Wallabies are a problem in Canterbury for a number of reasons.
ECAN describes their effect as 'environmentally adverse', as they destroy farmers' crops, and destroy a lot of vegetation, which can lead to an increased risk of soil erosion.
As part of the effort to try and control the population of wallabies in Canterbury, ECAN has set a containment zone for the animal.
ECAN's Wallaby Programme Leader, Brent Glentworth, said it's believed they have been released illegally because wallabies have been found in places where they couldn't go on their own.
"New population pockets and individual wallabies have been found and destroyed in both the North and South Islands, where they would have required human assistance to have arrived there."

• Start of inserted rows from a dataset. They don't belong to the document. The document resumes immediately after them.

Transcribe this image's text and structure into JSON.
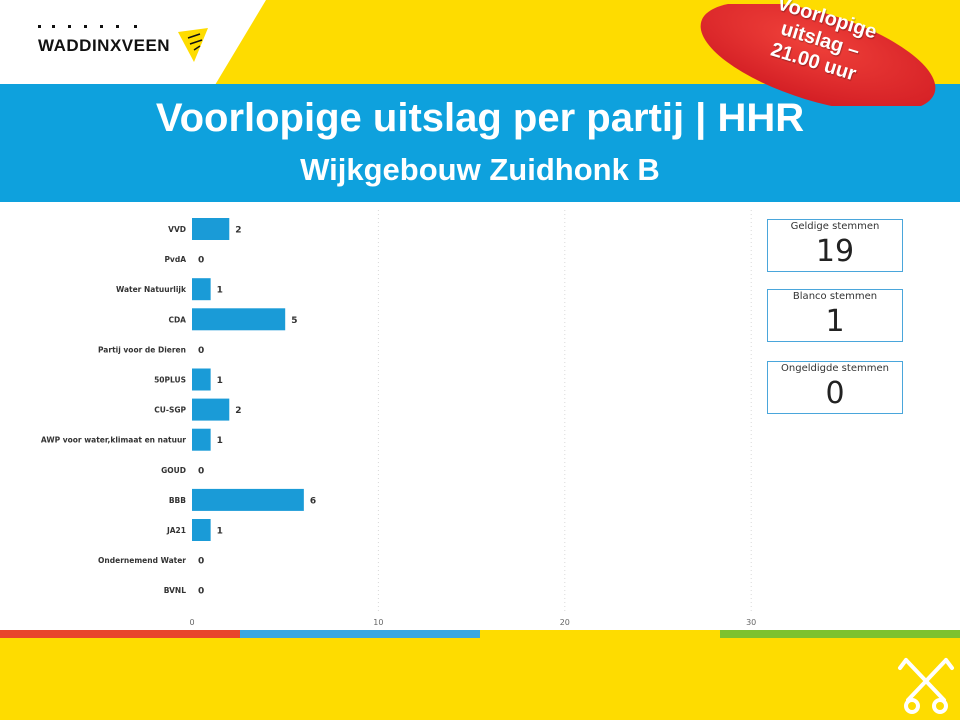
{
  "header": {
    "logo_text": "WADDINXVEEN",
    "title": "Voorlopige uitslag per partij | HHR",
    "subtitle": "Wijkgebouw Zuidhonk B"
  },
  "badge": {
    "lines": [
      "Voorlopige",
      "uitslag –",
      "21.00 uur"
    ],
    "color": "#E8262A"
  },
  "kpis": [
    {
      "label": "Geldige stemmen",
      "value": "19"
    },
    {
      "label": "Blanco stemmen",
      "value": "1"
    },
    {
      "label": "Ongeldigde stemmen",
      "value": "0"
    }
  ],
  "colors": {
    "header_blue": "#0EA1DD",
    "background_yellow": "#FEDC00",
    "bar": "#1A9BD7",
    "stripe_red": "#E8452C",
    "stripe_blue": "#3AA7E0",
    "stripe_yellow": "#FEDC00",
    "stripe_green": "#7DC22F"
  },
  "chart_data": {
    "type": "bar",
    "orientation": "horizontal",
    "categories": [
      "VVD",
      "PvdA",
      "Water Natuurlijk",
      "CDA",
      "Partij voor de Dieren",
      "50PLUS",
      "CU-SGP",
      "AWP voor water,klimaat en natuur",
      "GOUD",
      "BBB",
      "JA21",
      "Ondernemend Water",
      "BVNL"
    ],
    "values": [
      2,
      0,
      1,
      5,
      0,
      1,
      2,
      1,
      0,
      6,
      1,
      0,
      0
    ],
    "xlim": [
      0,
      40
    ],
    "xticks": [
      0,
      10,
      20,
      30
    ],
    "grid": true,
    "data_labels": true
  }
}
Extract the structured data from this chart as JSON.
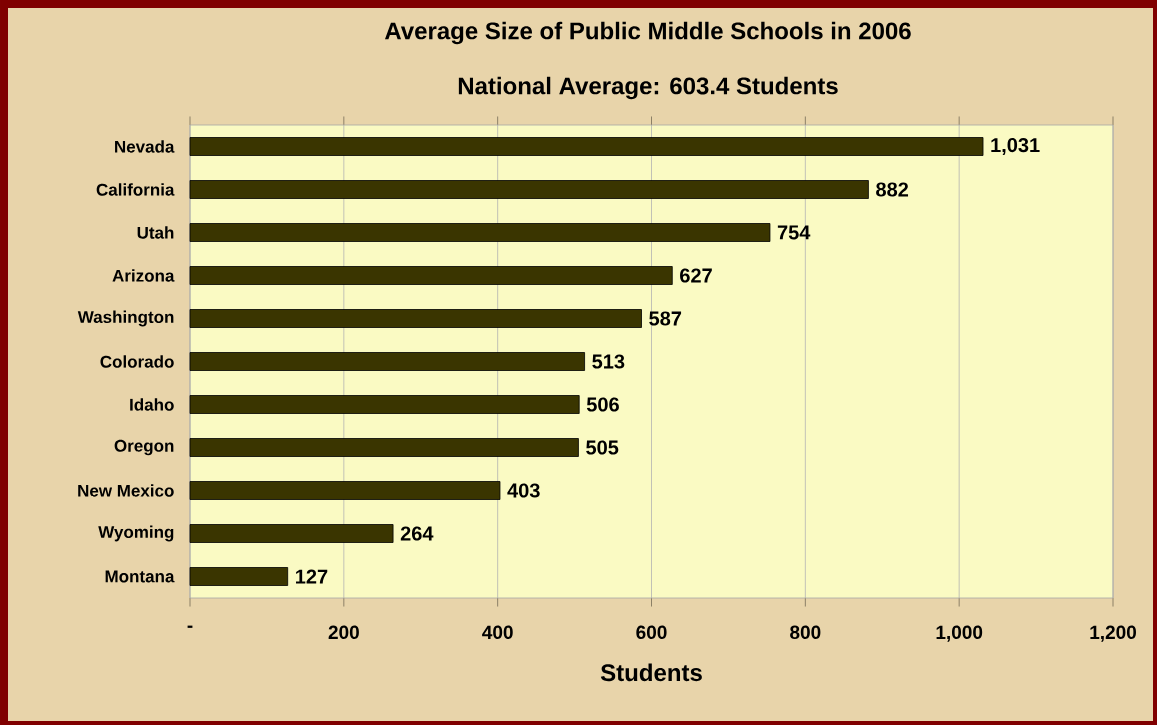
{
  "chart_data": {
    "type": "bar",
    "orientation": "horizontal",
    "title": "Average Size of Public Middle Schools in 2006",
    "subtitle": "National Average:  603.4 Students",
    "xlabel": "Students",
    "categories": [
      "Nevada",
      "California",
      "Utah",
      "Arizona",
      "Washington",
      "Colorado",
      "Idaho",
      "Oregon",
      "New Mexico",
      "Wyoming",
      "Montana"
    ],
    "values": [
      1031,
      882,
      754,
      627,
      587,
      513,
      506,
      505,
      403,
      264,
      127
    ],
    "value_labels": [
      "1,031",
      "882",
      "754",
      "627",
      "587",
      "513",
      "506",
      "505",
      "403",
      "264",
      "127"
    ],
    "color": "#3a3500",
    "xlim": [
      0,
      1200
    ],
    "xticks": [
      {
        "value": 0,
        "label": "-"
      },
      200,
      400,
      600,
      800,
      {
        "value": 1000,
        "label": "1,000"
      },
      {
        "value": 1200,
        "label": "1,200"
      }
    ],
    "grid": "x"
  }
}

When asked why people would do this, Brent said some may want to establish a population.
"While there’s nothing to gain from capturing or releasing wallabies except a hefty fine, some people may consider wallabies a unique species and want to establish their own population of the animal, which is illegal."
If someone is caught breeding, selling, moving, or exhibiting wallabies without a permit, there are fines of up to $100,000 dollars, and/or five years imprisonment.
For now, ECAN urges Canterbury residents to be vigilant, and if you see a wallaby, report it to them, to protect our environment.